A network of Canadian brokers leverages a “strength in numbers” philosophy to allow independents to compete against much larger entities in the acquisition market.

A membership organization of brokerages established in 2002 is focused on proving that independents can scale themselves to be the “player of choice” in the North American M&A market, even when pitted against much larger entities.
 
“We wanted to take lessons from other broker groups to create one that we that thought would be better, and if you flash forward to today, there is no doubt that CBN is the preeminent broker group in Canada,” said Bruce Rabik, co-founder of Canadian Broker Network and chief operating officer at Rogers Insurance.
 
Part of what makes CBN successful, Rabik argues, is the level of trust that each of its members commits to the organization. CBN operates under a model where full disclosure drives strategic collaboration.
 
“The biggest component of CBN has been the information sharing,” he said. “We do financial benchmarking, which is fairly unique among broker groups, and we also share income statement and balance sheet information, so we all have intimate knowledge of each other’s operations.”
 
As a result, brokers are able to see how their businesses fare in relation to peer organizations, and discuss ways to address any weaknesses that may have arisen.
 
“If one of our fellow members has a lower expense line in a certain category, discussions will be made about how they are saving money there. We also look at each other’s growth rates and explore why someone may be growing faster than the rest of the group,” he said.
 
The result of this cooperation is a powerhouse organization that’s able to compete with much bigger rivals.
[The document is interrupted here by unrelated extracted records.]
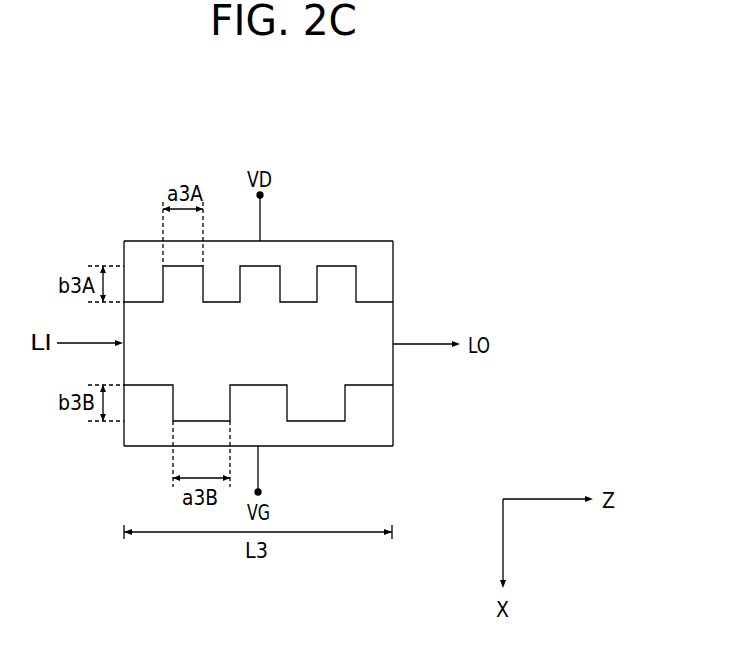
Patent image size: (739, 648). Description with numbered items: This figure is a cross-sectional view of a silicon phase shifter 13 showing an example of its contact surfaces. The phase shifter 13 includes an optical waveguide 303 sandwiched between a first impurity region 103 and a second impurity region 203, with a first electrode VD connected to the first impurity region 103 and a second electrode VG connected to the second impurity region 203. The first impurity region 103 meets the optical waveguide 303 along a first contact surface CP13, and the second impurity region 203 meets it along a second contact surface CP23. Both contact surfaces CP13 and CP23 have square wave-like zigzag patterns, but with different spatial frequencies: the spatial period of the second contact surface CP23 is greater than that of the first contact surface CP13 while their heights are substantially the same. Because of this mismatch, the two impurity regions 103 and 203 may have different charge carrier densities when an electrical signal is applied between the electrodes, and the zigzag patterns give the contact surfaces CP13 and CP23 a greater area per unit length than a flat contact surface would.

The silicon phase shifter 13 is at (274, 115).
The first impurity region 103 is at (293, 250).
The first contact surface CP13 is at (358, 285).
The optical waveguide 303 is at (382, 323).
The second contact surface CP23 is at (373, 388).
The second impurity region 203 is at (292, 420).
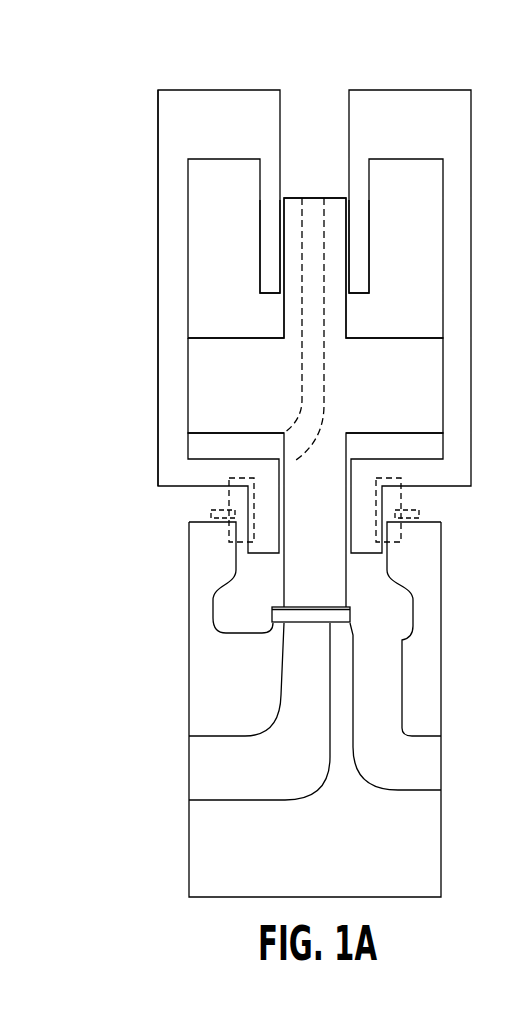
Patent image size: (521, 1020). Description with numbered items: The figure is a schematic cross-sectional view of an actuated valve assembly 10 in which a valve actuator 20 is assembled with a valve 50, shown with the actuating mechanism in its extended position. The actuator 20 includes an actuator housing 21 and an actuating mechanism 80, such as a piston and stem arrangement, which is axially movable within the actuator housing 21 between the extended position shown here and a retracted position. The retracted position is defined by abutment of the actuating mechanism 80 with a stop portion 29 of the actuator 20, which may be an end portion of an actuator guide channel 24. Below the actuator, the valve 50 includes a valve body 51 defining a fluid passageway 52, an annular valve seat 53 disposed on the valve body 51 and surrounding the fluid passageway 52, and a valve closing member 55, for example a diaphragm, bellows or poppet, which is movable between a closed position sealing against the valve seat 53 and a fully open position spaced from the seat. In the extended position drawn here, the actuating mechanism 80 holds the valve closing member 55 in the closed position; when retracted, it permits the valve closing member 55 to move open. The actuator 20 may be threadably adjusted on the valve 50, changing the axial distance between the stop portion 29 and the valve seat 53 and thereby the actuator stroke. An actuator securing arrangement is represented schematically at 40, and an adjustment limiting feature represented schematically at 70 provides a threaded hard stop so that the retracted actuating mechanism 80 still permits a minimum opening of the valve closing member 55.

The actuated valve assembly 10 is at (110, 450).
The valve actuator 20 is at (134, 272).
The actuator housing 21 is at (158, 347).
The actuator guide channel 24 is at (358, 263).
The stop portion 29 is at (270, 293).
The actuating mechanism 80 is at (237, 390).
The actuator securing arrangement 40 is at (233, 514).
The adjustment limiting feature 70 is at (211, 513).
The valve 50 is at (155, 690).
The valve body 51 is at (215, 662).
The fluid passageway 52 is at (217, 736).
The annular valve seat 53 is at (355, 628).
The valve closing member 55 is at (352, 600).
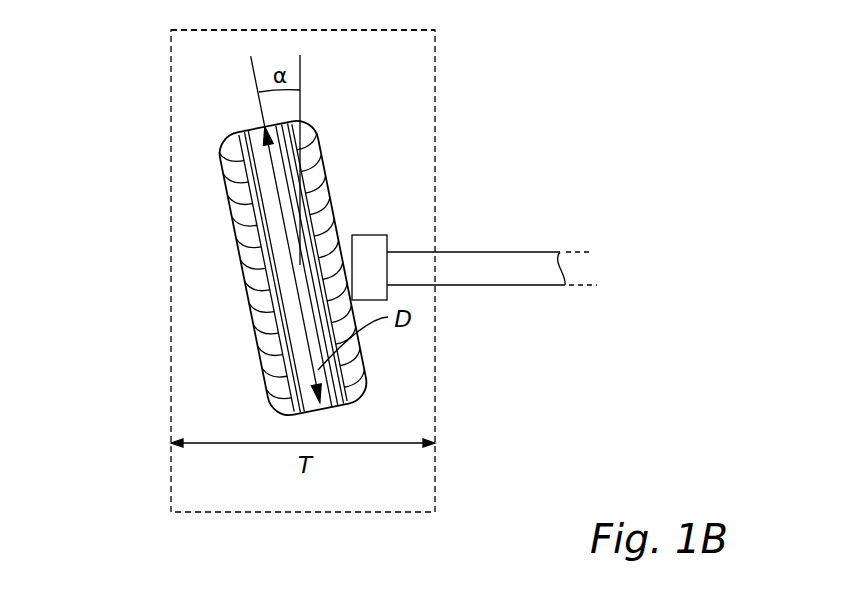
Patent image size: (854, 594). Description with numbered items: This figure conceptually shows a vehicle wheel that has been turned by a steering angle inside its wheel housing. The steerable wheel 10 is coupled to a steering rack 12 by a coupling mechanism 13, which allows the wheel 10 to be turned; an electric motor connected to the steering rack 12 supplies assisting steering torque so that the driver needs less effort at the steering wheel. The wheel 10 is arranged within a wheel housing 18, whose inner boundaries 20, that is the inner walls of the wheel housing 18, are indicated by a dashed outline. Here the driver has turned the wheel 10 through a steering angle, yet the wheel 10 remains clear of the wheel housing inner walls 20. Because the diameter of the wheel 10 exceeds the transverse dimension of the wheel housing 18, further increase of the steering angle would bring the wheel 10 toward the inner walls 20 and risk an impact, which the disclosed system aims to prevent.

The steerable wheel 10 is at (250, 297).
The steering rack 12 is at (527, 286).
The coupling mechanism 13 is at (362, 257).
The wheel housing 18 is at (205, 66).
The wheel housing inner boundaries 20 is at (165, 174).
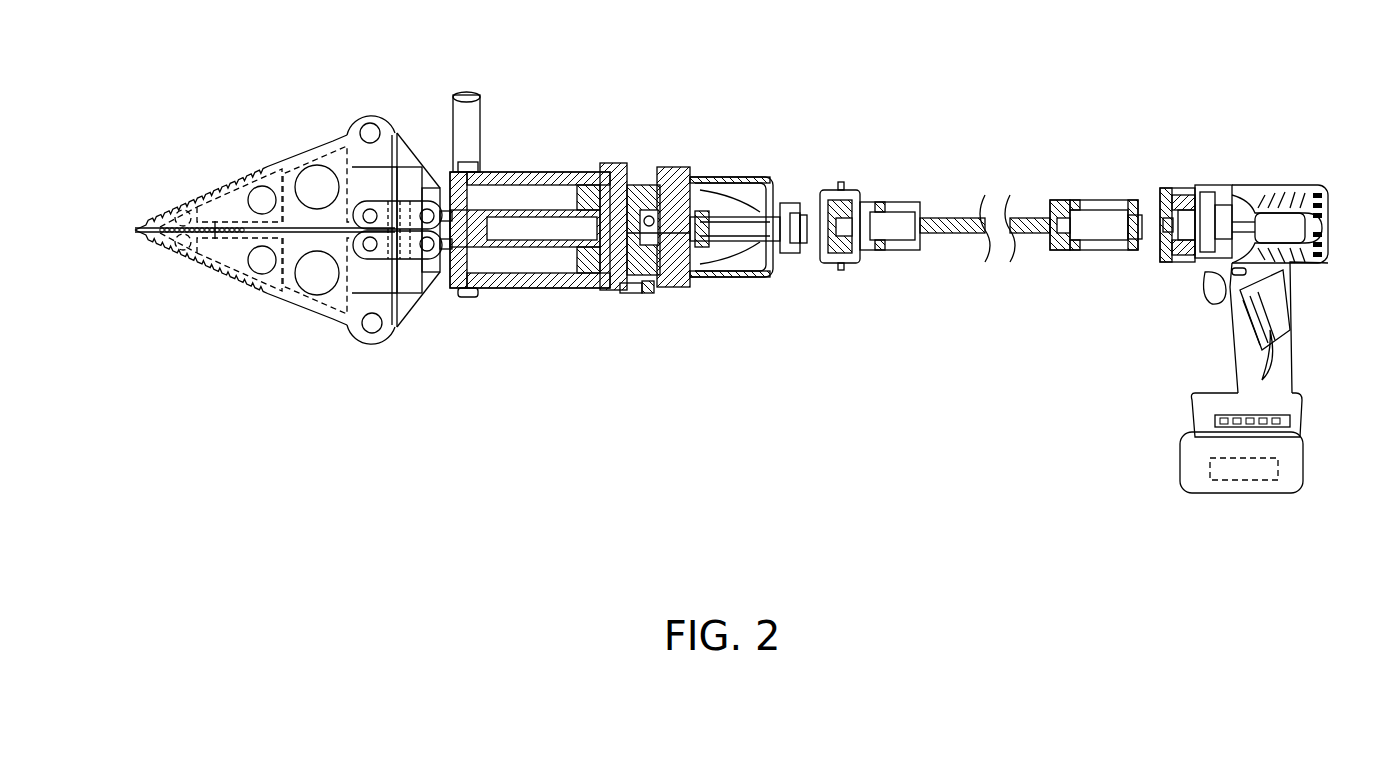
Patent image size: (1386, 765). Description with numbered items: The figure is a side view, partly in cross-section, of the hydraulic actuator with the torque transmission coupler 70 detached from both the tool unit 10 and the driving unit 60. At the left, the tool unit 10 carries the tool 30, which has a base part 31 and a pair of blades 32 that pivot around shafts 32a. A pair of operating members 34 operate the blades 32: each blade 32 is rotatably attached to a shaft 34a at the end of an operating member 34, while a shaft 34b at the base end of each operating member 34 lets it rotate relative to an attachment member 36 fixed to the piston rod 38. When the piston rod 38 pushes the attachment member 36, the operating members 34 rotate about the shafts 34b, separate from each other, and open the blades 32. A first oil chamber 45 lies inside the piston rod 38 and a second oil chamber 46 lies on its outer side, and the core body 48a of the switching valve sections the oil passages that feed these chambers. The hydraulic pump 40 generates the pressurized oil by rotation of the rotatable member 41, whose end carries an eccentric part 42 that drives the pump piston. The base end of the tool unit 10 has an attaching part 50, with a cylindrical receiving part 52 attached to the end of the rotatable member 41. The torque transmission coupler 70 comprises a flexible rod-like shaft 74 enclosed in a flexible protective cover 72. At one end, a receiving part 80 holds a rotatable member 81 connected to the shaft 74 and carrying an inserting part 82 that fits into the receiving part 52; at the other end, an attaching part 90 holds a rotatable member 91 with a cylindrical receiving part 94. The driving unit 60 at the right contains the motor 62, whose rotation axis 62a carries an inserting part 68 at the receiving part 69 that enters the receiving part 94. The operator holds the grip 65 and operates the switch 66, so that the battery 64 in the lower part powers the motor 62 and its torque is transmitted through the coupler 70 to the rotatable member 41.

The tool unit 10 is at (625, 112).
The tool 30 is at (408, 168).
The base part 31 is at (393, 133).
The blades 32 is at (290, 145).
The shafts 32a is at (370, 123).
The operating members 34 is at (427, 209).
The shaft 34a is at (370, 209).
The shaft 34b is at (446, 211).
The attachment member 36 is at (440, 275).
The piston rod 38 is at (480, 252).
The hydraulic pump 40 is at (745, 177).
The rotatable member 41 is at (740, 243).
The eccentric part 42 is at (720, 236).
The first oil chamber 45 is at (520, 216).
The second oil chamber 46 is at (555, 184).
The core body 48a is at (648, 214).
The attaching part 50 is at (788, 255).
The receiving part 52 is at (804, 245).
The driving unit 60 is at (1212, 160).
The motor 62 is at (1258, 200).
The rotation axis 62a is at (1220, 208).
The battery 64 is at (1233, 485).
The grip 65 is at (1293, 343).
The switch 66 is at (1212, 303).
The inserting part 68 is at (1176, 262).
The receiving part 69 is at (1165, 263).
The torque transmission coupler 70 is at (1030, 172).
The protective cover 72 is at (945, 218).
The rod-like shaft 74 is at (950, 234).
The receiving part 80 is at (880, 202).
The rotatable member 81 is at (890, 238).
The inserting part 82 is at (841, 265).
The attaching part 90 is at (1095, 200).
The rotatable member 91 is at (1090, 242).
The receiving part 94 is at (1135, 242).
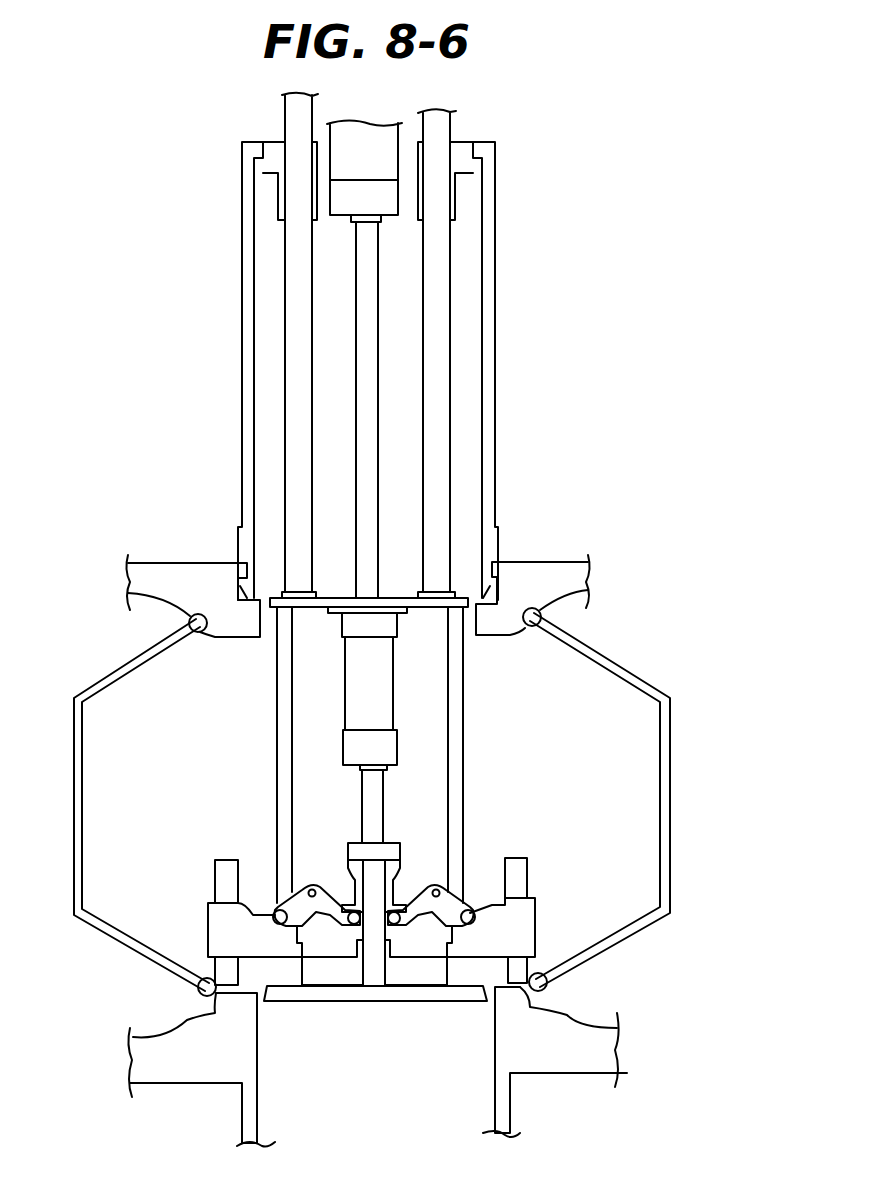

He points to CBN’s investment in Bullfrog Insurance, Canada’s first exclusively online commercial brokerage, as well as its purchase of the rapidly growing MGA South Western Group, as evidence of this.
 
In addition, Rabik feels that these transactions are mutually advantageous, as they allow target organizations to feel secure in knowing that their brand and reputation will be upheld after the merger.
 
As a group that writes $800 million in premiums collectively, however, he argues that CBN provides that peace of mind, as well as potential for multiyear sustained growth.
 
“With all the frenzy going on out there with M&As, CBN is extremely well-placed to be the player of choice in terms of who’s buying brokerages,” he said.